Voicy deux Olimpies rentrayées, je les mets sous les aîles de mes anges.
L'une sera pour madlle Clairon, l'autre pour Le Kain. Les changements ne regardent qu'eux, et il n'y a qu'un vers de changé pour le grand prêtre. J'ai cherché principalement à rendre le Dialogue plus animé et plus intéressant, c'est celà seul qui fait le succez des pièces tragiques; quand on intéresse on a toujours raison.

Je joins à ce paquet un petit résumé, que je fis il y a quelque temps, de tous les motifs qui m'ont déterminé à ne point faire mourir Statira au 5e acte. J'ai ce changement en horreur, et on ne fait que des sottises quand on travaille en contredisant son goût; l'éloquence n'appartient qu'aux persuadés.

Mais encor une fois, pourquoi avoir abandonné la conspiration? Vous êtiez de si braves conjurés, vous avez molli, je vois bien que ni Mr le Duc de Praslin, ni vous, n'avez pas l'âme assez noire.

Je ne savais pas qu'il y eût un Crequi qui fût philosophe et si plaisant; il n'y a rien de comparable à son exploit, j'en enverrai un tout pareil à mon curé pourvu qu'il ne me vôle pas mes dixmes.

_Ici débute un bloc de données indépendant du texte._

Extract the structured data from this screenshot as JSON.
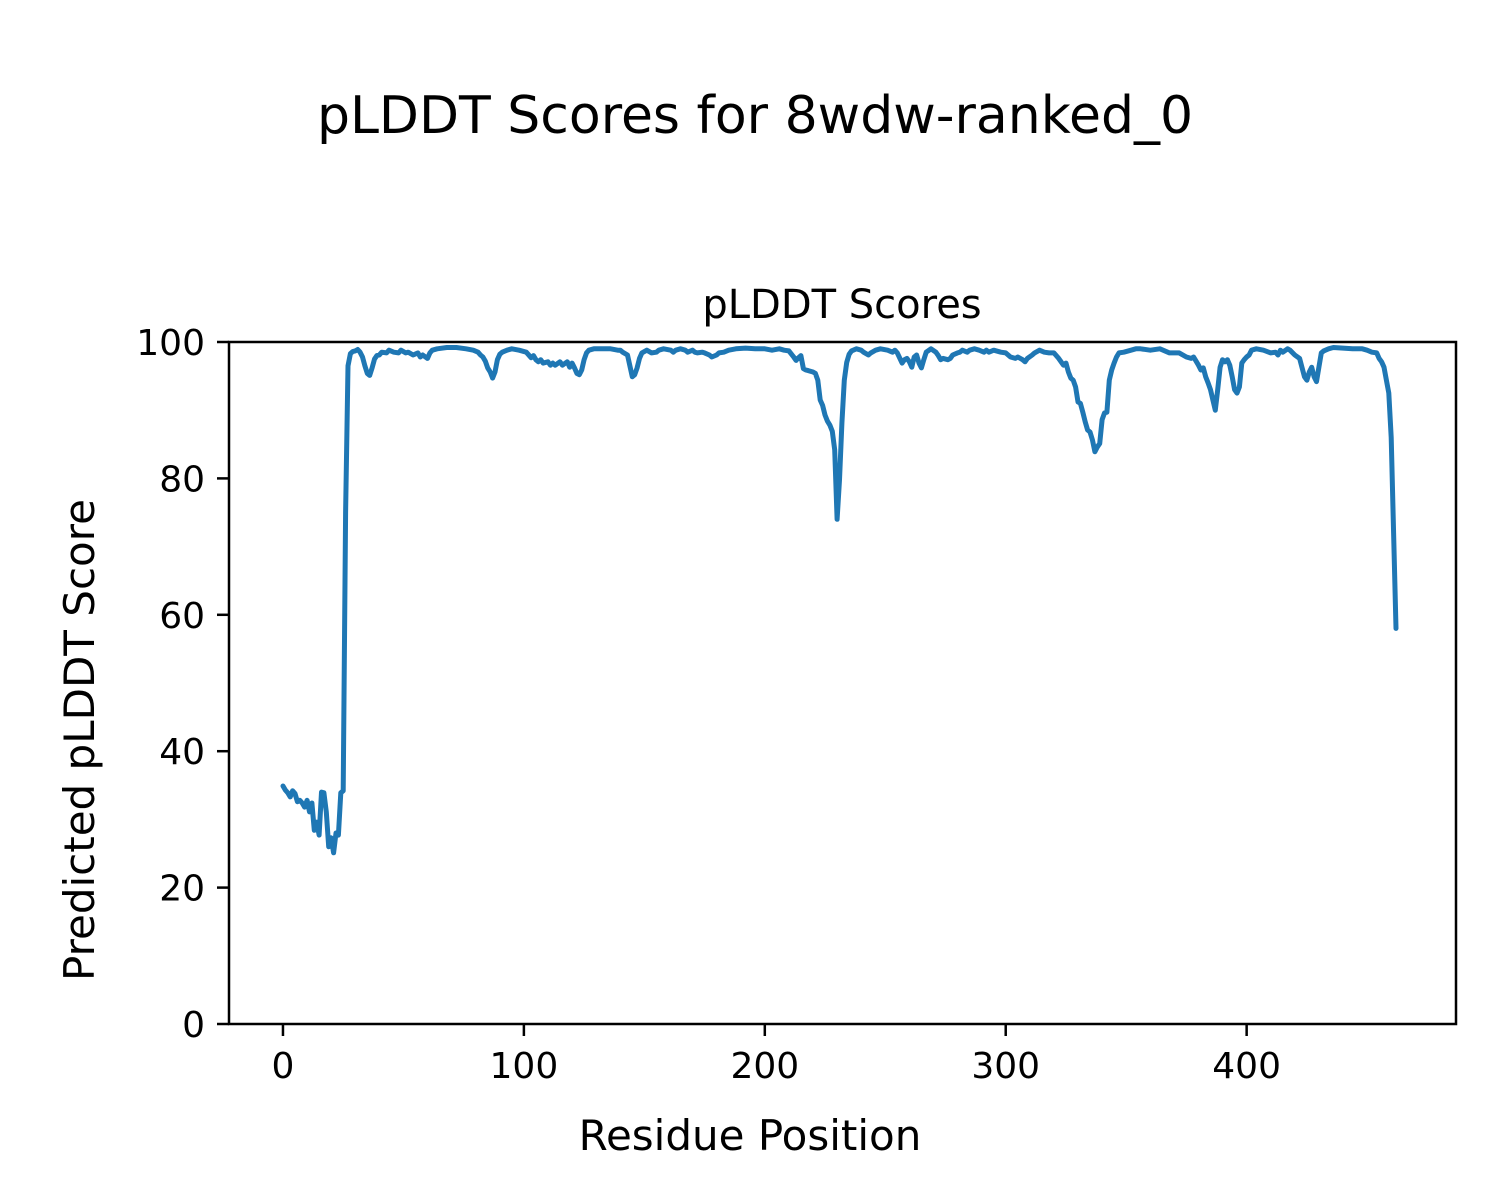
{
  "figure": {
    "suptitle": "pLDDT Scores for 8wdw-ranked_0"
  },
  "chart_data": {
    "type": "line",
    "title": "pLDDT Scores",
    "suptitle": "pLDDT Scores for 8wdw-ranked_0",
    "xlabel": "Residue Position",
    "ylabel": "Predicted pLDDT Score",
    "xlim": [
      -22.4,
      486.9
    ],
    "ylim": [
      0,
      100
    ],
    "xticks": [
      0,
      100,
      200,
      300,
      400
    ],
    "yticks": [
      0,
      20,
      40,
      60,
      80,
      100
    ],
    "grid": false,
    "legend": null,
    "line_color": "#1f77b4",
    "axis_color": "#000000",
    "series": [
      {
        "name": "pLDDT",
        "x": [
          0,
          1,
          2,
          3,
          4,
          5,
          6,
          7,
          8,
          9,
          10,
          11,
          12,
          13,
          14,
          15,
          16,
          17,
          18,
          19,
          20,
          21,
          22,
          23,
          24,
          25,
          26,
          27,
          28,
          29,
          30,
          31,
          32,
          33,
          34,
          35,
          36,
          37,
          38,
          39,
          40,
          41,
          43,
          44,
          46,
          48,
          49,
          51,
          52,
          54,
          56,
          57,
          58,
          60,
          61,
          62,
          64,
          68,
          72,
          76,
          79,
          81,
          82,
          83,
          84,
          85,
          86,
          87,
          88,
          89,
          90,
          91,
          93,
          95,
          98,
          101,
          103,
          104,
          105,
          106,
          107,
          108,
          110,
          111,
          112,
          113,
          115,
          116,
          118,
          119,
          120,
          121,
          122,
          123,
          124,
          125,
          126,
          127,
          129,
          132,
          136,
          139,
          140,
          141,
          143,
          144,
          145,
          146,
          147,
          148,
          149,
          151,
          153,
          155,
          156,
          158,
          161,
          162,
          163,
          165,
          167,
          168,
          170,
          171,
          172,
          174,
          175,
          177,
          178,
          180,
          181,
          183,
          185,
          188,
          192,
          196,
          200,
          203,
          206,
          208,
          210,
          212,
          213,
          214,
          215,
          216,
          217,
          218,
          220,
          221,
          222,
          223,
          224,
          225,
          226,
          227,
          228,
          229,
          230,
          231,
          232,
          233,
          234,
          235,
          236,
          238,
          240,
          241,
          243,
          244,
          246,
          248,
          251,
          253,
          254,
          255,
          257,
          258,
          259,
          260,
          261,
          262,
          263,
          264,
          265,
          266,
          267,
          269,
          271,
          272,
          273,
          274,
          276,
          277,
          278,
          280,
          281,
          282,
          284,
          285,
          287,
          289,
          291,
          292,
          293,
          295,
          298,
          300,
          302,
          304,
          305,
          307,
          308,
          309,
          311,
          312,
          314,
          316,
          318,
          320,
          322,
          324,
          325,
          326,
          327,
          328,
          329,
          330,
          331,
          332,
          333,
          334,
          335,
          336,
          337,
          338,
          339,
          340,
          341,
          342,
          343,
          344,
          345,
          346,
          347,
          349,
          352,
          354,
          356,
          360,
          364,
          368,
          372,
          375,
          377,
          378,
          380,
          381,
          382,
          383,
          384,
          385,
          386,
          387,
          388,
          389,
          390,
          391,
          392,
          393,
          394,
          395,
          396,
          397,
          398,
          399,
          400,
          401,
          402,
          404,
          407,
          410,
          412,
          413,
          414,
          415,
          417,
          418,
          420,
          422,
          423,
          424,
          425,
          426,
          427,
          428,
          429,
          430,
          431,
          432,
          434,
          436,
          440,
          444,
          448,
          450,
          452,
          454,
          455,
          456,
          457,
          458,
          459,
          460,
          461,
          462
        ],
        "y": [
          34.9,
          34.3,
          33.9,
          33.3,
          34.2,
          33.8,
          32.6,
          32.8,
          32.4,
          31.8,
          32.8,
          31.1,
          32.4,
          28.4,
          29.6,
          27.7,
          34.0,
          33.9,
          31.1,
          26.0,
          27.3,
          25.1,
          28.0,
          27.7,
          33.9,
          34.2,
          75.0,
          96.5,
          98.3,
          98.6,
          98.7,
          98.9,
          98.5,
          97.8,
          96.5,
          95.4,
          95.1,
          96.2,
          97.5,
          98.0,
          98.1,
          98.5,
          98.4,
          98.8,
          98.5,
          98.4,
          98.8,
          98.4,
          98.5,
          98.1,
          98.4,
          97.8,
          98.1,
          97.6,
          98.4,
          98.8,
          99.0,
          99.2,
          99.2,
          99.0,
          98.8,
          98.5,
          98.1,
          97.8,
          97.2,
          96.2,
          95.6,
          94.7,
          95.6,
          97.4,
          98.2,
          98.5,
          98.8,
          99.0,
          98.8,
          98.5,
          97.7,
          98.0,
          97.4,
          97.1,
          97.4,
          96.9,
          97.1,
          96.6,
          96.9,
          96.6,
          97.1,
          96.6,
          97.1,
          96.3,
          96.9,
          96.2,
          95.4,
          95.2,
          95.9,
          97.4,
          98.4,
          98.8,
          99.0,
          99.0,
          99.0,
          98.8,
          98.8,
          98.5,
          98.1,
          96.5,
          94.9,
          95.2,
          96.2,
          97.6,
          98.4,
          98.8,
          98.4,
          98.5,
          98.8,
          99.0,
          98.8,
          98.5,
          98.8,
          99.0,
          98.8,
          98.5,
          98.8,
          98.5,
          98.4,
          98.5,
          98.4,
          98.1,
          97.8,
          98.1,
          98.4,
          98.5,
          98.8,
          99.0,
          99.1,
          99.0,
          99.0,
          98.8,
          99.0,
          98.8,
          98.7,
          97.8,
          97.3,
          97.7,
          98.0,
          96.1,
          95.9,
          95.8,
          95.6,
          95.4,
          94.4,
          91.5,
          90.7,
          89.3,
          88.4,
          87.8,
          86.9,
          84.2,
          74.0,
          79.8,
          88.1,
          94.4,
          97.0,
          98.2,
          98.7,
          99.0,
          98.8,
          98.5,
          98.1,
          98.4,
          98.8,
          99.0,
          98.8,
          98.5,
          98.8,
          98.4,
          96.9,
          97.4,
          97.6,
          97.1,
          96.3,
          97.8,
          98.1,
          96.9,
          96.2,
          97.4,
          98.5,
          99.0,
          98.5,
          98.0,
          97.4,
          97.6,
          97.4,
          97.6,
          98.1,
          98.4,
          98.5,
          98.8,
          98.5,
          98.8,
          99.0,
          98.8,
          98.5,
          98.8,
          98.5,
          98.8,
          98.5,
          98.4,
          97.8,
          97.6,
          97.8,
          97.4,
          97.1,
          97.6,
          98.1,
          98.4,
          98.8,
          98.5,
          98.4,
          98.4,
          97.6,
          96.6,
          96.9,
          95.6,
          94.7,
          94.4,
          93.4,
          91.2,
          91.0,
          89.7,
          88.3,
          87.1,
          86.8,
          85.6,
          83.9,
          84.6,
          85.1,
          88.6,
          89.6,
          89.7,
          94.4,
          95.9,
          96.9,
          97.8,
          98.4,
          98.5,
          98.8,
          99.0,
          99.0,
          98.8,
          99.0,
          98.4,
          98.4,
          97.8,
          97.6,
          97.8,
          96.6,
          95.9,
          96.2,
          94.9,
          94.0,
          93.0,
          91.5,
          90.0,
          93.0,
          96.3,
          97.4,
          97.1,
          97.4,
          96.6,
          94.9,
          93.0,
          92.5,
          93.4,
          96.9,
          97.4,
          97.8,
          98.1,
          98.8,
          99.0,
          98.8,
          98.4,
          98.5,
          98.1,
          98.8,
          98.5,
          99.0,
          98.8,
          98.1,
          97.6,
          96.2,
          94.9,
          94.4,
          95.6,
          96.3,
          94.9,
          94.2,
          96.3,
          98.4,
          98.7,
          99.0,
          99.2,
          99.1,
          99.0,
          99.0,
          98.8,
          98.5,
          98.4,
          97.6,
          97.1,
          96.3,
          94.4,
          92.5,
          86.0,
          72.0,
          58.0
        ]
      }
    ]
  }
}
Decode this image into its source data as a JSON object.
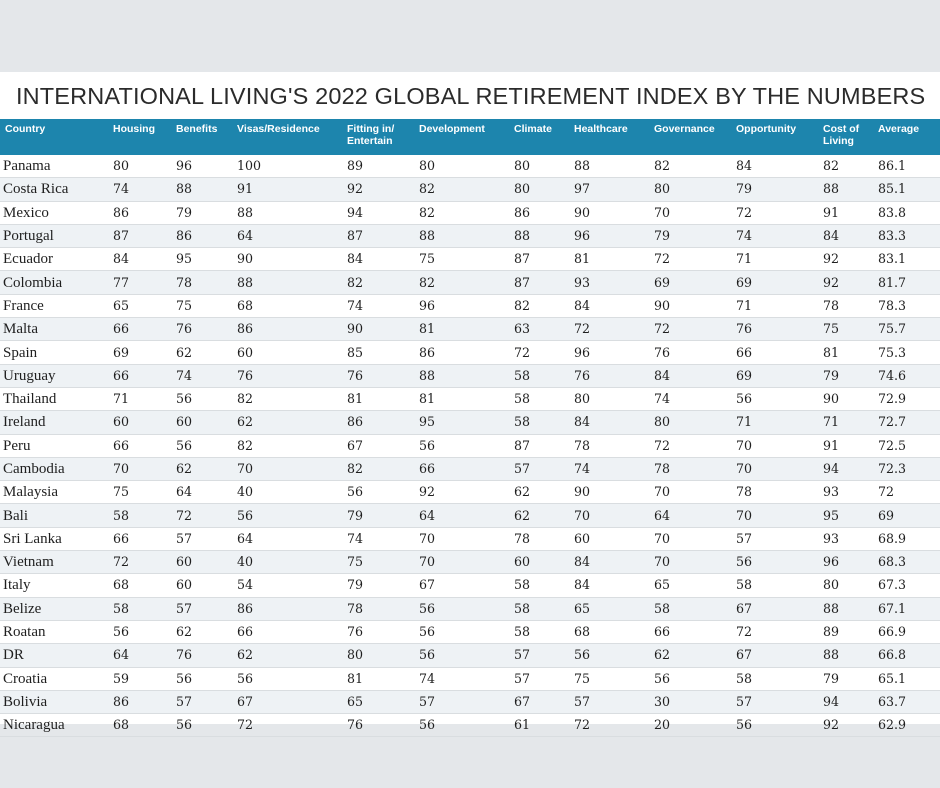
{
  "title": "INTERNATIONAL LIVING'S 2022 GLOBAL RETIREMENT INDEX BY THE NUMBERS",
  "columns": [
    "Country",
    "Housing",
    "Benefits",
    "Visas/Residence",
    "Fitting in/ Entertain",
    "Development",
    "Climate",
    "Healthcare",
    "Governance",
    "Opportunity",
    "Cost of Living",
    "Average"
  ],
  "rows": [
    [
      "Panama",
      "80",
      "96",
      "100",
      "89",
      "80",
      "80",
      "88",
      "82",
      "84",
      "82",
      "86.1"
    ],
    [
      "Costa Rica",
      "74",
      "88",
      "91",
      "92",
      "82",
      "80",
      "97",
      "80",
      "79",
      "88",
      "85.1"
    ],
    [
      "Mexico",
      "86",
      "79",
      "88",
      "94",
      "82",
      "86",
      "90",
      "70",
      "72",
      "91",
      "83.8"
    ],
    [
      "Portugal",
      "87",
      "86",
      "64",
      "87",
      "88",
      "88",
      "96",
      "79",
      "74",
      "84",
      "83.3"
    ],
    [
      "Ecuador",
      "84",
      "95",
      "90",
      "84",
      "75",
      "87",
      "81",
      "72",
      "71",
      "92",
      "83.1"
    ],
    [
      "Colombia",
      "77",
      "78",
      "88",
      "82",
      "82",
      "87",
      "93",
      "69",
      "69",
      "92",
      "81.7"
    ],
    [
      "France",
      "65",
      "75",
      "68",
      "74",
      "96",
      "82",
      "84",
      "90",
      "71",
      "78",
      "78.3"
    ],
    [
      "Malta",
      "66",
      "76",
      "86",
      "90",
      "81",
      "63",
      "72",
      "72",
      "76",
      "75",
      "75.7"
    ],
    [
      "Spain",
      "69",
      "62",
      "60",
      "85",
      "86",
      "72",
      "96",
      "76",
      "66",
      "81",
      "75.3"
    ],
    [
      "Uruguay",
      "66",
      "74",
      "76",
      "76",
      "88",
      "58",
      "76",
      "84",
      "69",
      "79",
      "74.6"
    ],
    [
      "Thailand",
      "71",
      "56",
      "82",
      "81",
      "81",
      "58",
      "80",
      "74",
      "56",
      "90",
      "72.9"
    ],
    [
      "Ireland",
      "60",
      "60",
      "62",
      "86",
      "95",
      "58",
      "84",
      "80",
      "71",
      "71",
      "72.7"
    ],
    [
      "Peru",
      "66",
      "56",
      "82",
      "67",
      "56",
      "87",
      "78",
      "72",
      "70",
      "91",
      "72.5"
    ],
    [
      "Cambodia",
      "70",
      "62",
      "70",
      "82",
      "66",
      "57",
      "74",
      "78",
      "70",
      "94",
      "72.3"
    ],
    [
      "Malaysia",
      "75",
      "64",
      "40",
      "56",
      "92",
      "62",
      "90",
      "70",
      "78",
      "93",
      "72"
    ],
    [
      "Bali",
      "58",
      "72",
      "56",
      "79",
      "64",
      "62",
      "70",
      "64",
      "70",
      "95",
      "69"
    ],
    [
      "Sri Lanka",
      "66",
      "57",
      "64",
      "74",
      "70",
      "78",
      "60",
      "70",
      "57",
      "93",
      "68.9"
    ],
    [
      "Vietnam",
      "72",
      "60",
      "40",
      "75",
      "70",
      "60",
      "84",
      "70",
      "56",
      "96",
      "68.3"
    ],
    [
      "Italy",
      "68",
      "60",
      "54",
      "79",
      "67",
      "58",
      "84",
      "65",
      "58",
      "80",
      "67.3"
    ],
    [
      "Belize",
      "58",
      "57",
      "86",
      "78",
      "56",
      "58",
      "65",
      "58",
      "67",
      "88",
      "67.1"
    ],
    [
      "Roatan",
      "56",
      "62",
      "66",
      "76",
      "56",
      "58",
      "68",
      "66",
      "72",
      "89",
      "66.9"
    ],
    [
      "DR",
      "64",
      "76",
      "62",
      "80",
      "56",
      "57",
      "56",
      "62",
      "67",
      "88",
      "66.8"
    ],
    [
      "Croatia",
      "59",
      "56",
      "56",
      "81",
      "74",
      "57",
      "75",
      "56",
      "58",
      "79",
      "65.1"
    ],
    [
      "Bolivia",
      "86",
      "57",
      "67",
      "65",
      "57",
      "67",
      "57",
      "30",
      "57",
      "94",
      "63.7"
    ],
    [
      "Nicaragua",
      "68",
      "56",
      "72",
      "76",
      "56",
      "61",
      "72",
      "20",
      "56",
      "92",
      "62.9"
    ]
  ],
  "colors": {
    "header": "#1d85ad",
    "row_shade": "#eef2f5",
    "background": "#e4e7ea"
  }
}
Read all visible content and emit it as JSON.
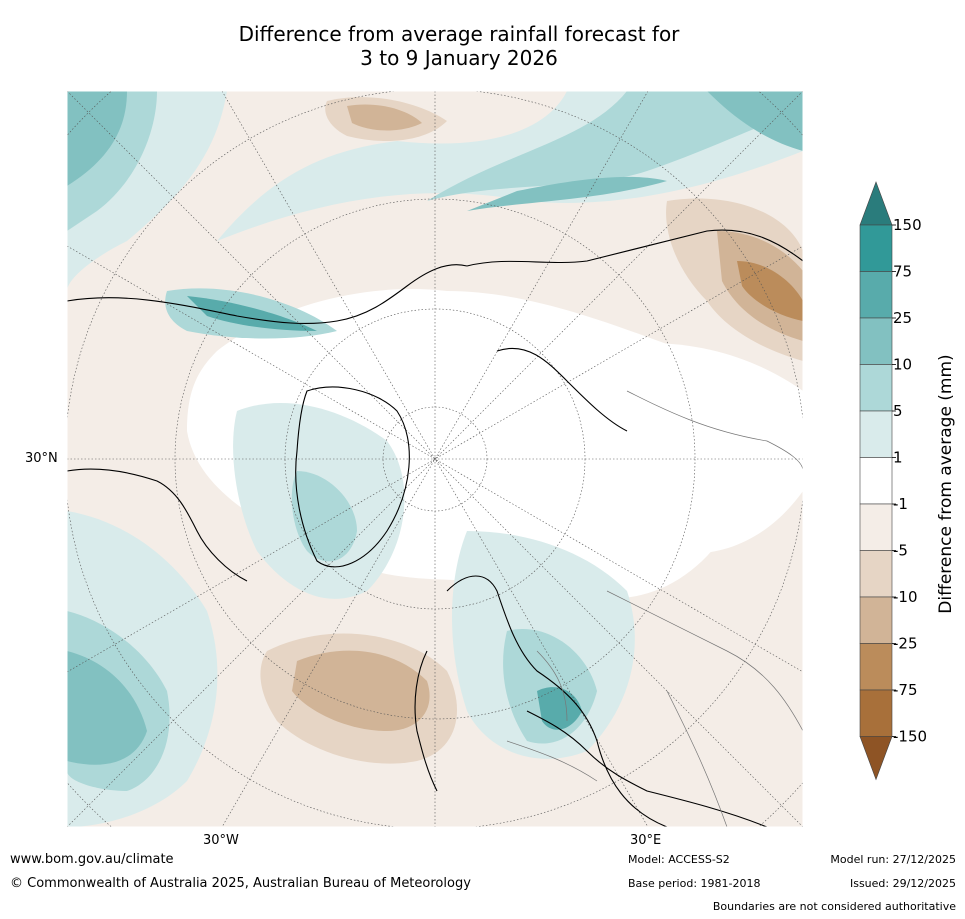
{
  "title": {
    "line1": "Difference from average rainfall forecast for",
    "line2": "3 to 9 January 2026"
  },
  "map_labels": {
    "lat30n": "30°N",
    "lon30w": "30°W",
    "lon30e": "30°E"
  },
  "colorbar": {
    "title": "Difference from average (mm)",
    "ticks": [
      "150",
      "75",
      "25",
      "10",
      "5",
      "1",
      "-1",
      "-5",
      "-10",
      "-25",
      "-75",
      "-150"
    ],
    "colors": [
      "#2a7c7c",
      "#319998",
      "#58abab",
      "#82c1c1",
      "#add8d8",
      "#d9ebeb",
      "#ffffff",
      "#f4ede7",
      "#e6d5c5",
      "#d1b497",
      "#bb8c5b",
      "#a8703a",
      "#8e5425"
    ]
  },
  "footer": {
    "url": "www.bom.gov.au/climate",
    "copyright": "© Commonwealth of Australia 2025, Australian Bureau of Meteorology",
    "model": "Model: ACCESS-S2",
    "base_period": "Base period: 1981-2018",
    "model_run": "Model run: 27/12/2025",
    "issued": "Issued: 29/12/2025",
    "disclaimer": "Boundaries are not considered authoritative"
  }
}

Cette Lettre fut commencée il y a environ quinze jours. On s'est tué depuis ce temps là à chercher des moiens d'accommoder l'affaire d'Olimpie. On s'est aperçu que plus on y travaillait, plus on gâtait l'ouvrage. On a reconnu l'inutilité de ces éfforts et on envoie humblement ce qu'on peut. On y joint un petit mémoire de justification, qui, s'il ne prouve pas qu'on a raison, prouvera du moins qu'on est stérile.

J'apprends que la gazette Littéraire a gagné son procez. J'ignore toujours ce qu'est devenu un paquet adressé pour moi à Mr le Duc De Praslin, par mr De Guerchi ou par mr Déon, dans le temps que j'avais encor des yeux, et que je pouvais servir.

Je crois que c'est aujourd'hui que Mr le duc De Praslin a daigné raporter nôtre cause contre le Concile de Latran; je me mets toujours à l'ombre de ses ailes, et de celles de mes anges.